Study guidance and reasonable measures for students with disabilities

YNU takes all reasonable educational measures necessary to ensure that students with disabilities can receive satisfactory education according to the nature of their disabilities. In so doing, one aim of study guidance for students with disabilities is to ensure a university in which all students can learn together, respecting each other’s characters and personalities, without segregation on the basis of disability. Another aim is to support students with disabilities in maintaining their independence and participating socially. Furthermore, the university takes steps to improve and extend educational content and methods, taking care that students with disabilities receive their education alongside students without disabilities whenever possible so that students with disabilities can receive satisfactory education given their own personal attributes, according to their age and abilities. In such cases, the university provides adequate information to students with disabilities and their parents or guardians, and respects their wishes as far as possible.

Taking courses and limits on courses registered by students (cap system)

Students register the courses they intend to take at the beginning of each academic session (each semester or Terms 1 and 4) as stipulated by the relevant college/ department/ bachelor’s degree program. To ensure that students take courses properly throughout each year from the first to the fourth, and that they have adequate time to study, limits are set on the number of credits students can register to take in each academic session (semester or term).
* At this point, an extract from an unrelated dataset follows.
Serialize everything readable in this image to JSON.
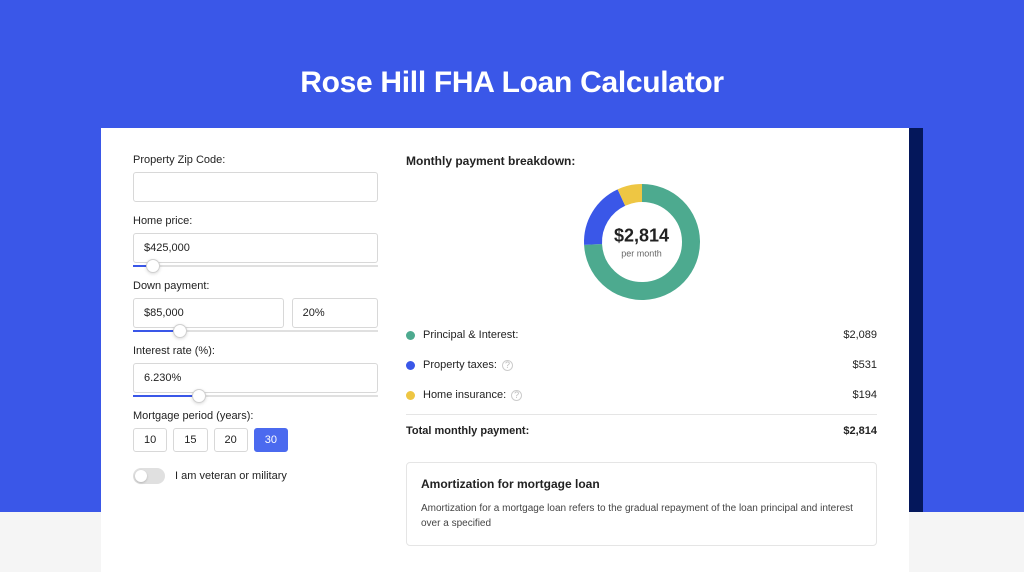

The limits on the total number of credits that students can register to take for college-level education courses and liberal education courses are set as appropriate by the relevant college/department/bachelor’s degree program. To ensure that the academic credit system is genuinely effective in such cases, the limits set on the number of credits students can register to take is strict, and students who earn the prescribed number of credits with outstanding results may be allowed to register to take additional credits exceeding the limits. For liberal education courses, the limit on the number of credits students can register to take is 12 per session, and for global study courses it is possible to take up to 4 extra credits in addition to the 12 credits per session. However, intensive lectures (excluding health and sports science courses) offered during the summer vacation (Term 3) and the spring vacation (Term 6) are not subject to this limit on the number of credits.